Foundation
- Founder: Sekiguchi (Jushin) Yarokuemon Ujimune
- Date founded: c. 1640
- Period founded: Sengoku period

Current information
- Current headmaster: Sekiguchi Yoshio

Arts taught
- Art: Description
- Jujutsu: Grappling (unarmed or with minor weapons)
- Kenjutsu: Sword art
- Iaijutsu: Sword drawing art

Ancestor schools
- Shinshin-ryū Kishu Sekiguchi-ryū

Descendant schools
- Daito-ryū (not Daito-ryū Aikijūjutsu)

= Sekiguchi-ryū =

Japanese martial art

Sekiguchi-ryū (関口流), or Sekiguchi Shin Shin-ryū (関口新心流), is a Japanese martial art founded in the mid-17th century, notable for its kenjutsu, iaijutsu, and jujutsu, including the art of kyusho-jutsu.

==History==
The founder of Sekiguchi-ryū was Sekiguchi Yarokuemon Ujimune, also known as Sekiguchi Jushin. Jushin was part of the Seiwa Genji Imagawa clan of the Sengoku period. When the once powerful Imagawa clan fell to the conquests of Oda Nobunaga, Jushin decided to dedicate his life to martial arts training. He left the castle for the Atago Mountains where he underwent intense physical and spiritual training. The result of that training became known as Sekiguchi Shin Shin-ryū, and rumors of the wanderer and of his art rang throughout the country.

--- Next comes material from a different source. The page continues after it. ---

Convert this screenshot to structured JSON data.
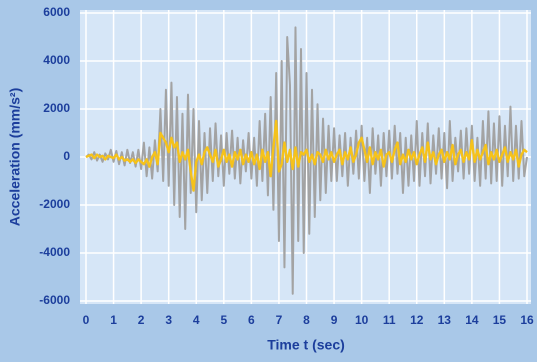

Tokugawa Yorinobu, head of the Kishu Han (modern day Wakayama Prefecture) had heard about Jushin and after meeting him Jushin was asked to be a permanent guest of the Han at Wakayama castle and teach Sekiguchi-ryū. From there the art spread all the way to Edo Tokugawa where the 8th Tokugawa shōgun, Tokugawa Yoshimune, became a menkyo kaiden of Sekiguchi-ryū.

During World War II many of the schools documents containing history and techniques were lost in fires from Allied bombing. After a 15-year pause in training, Yoshitaro, the 12th sōke, with the help of head student Fujimura Shigeru restored the art and passed it on to the present sōke, 13th generation, Sekiguchi Yoshio.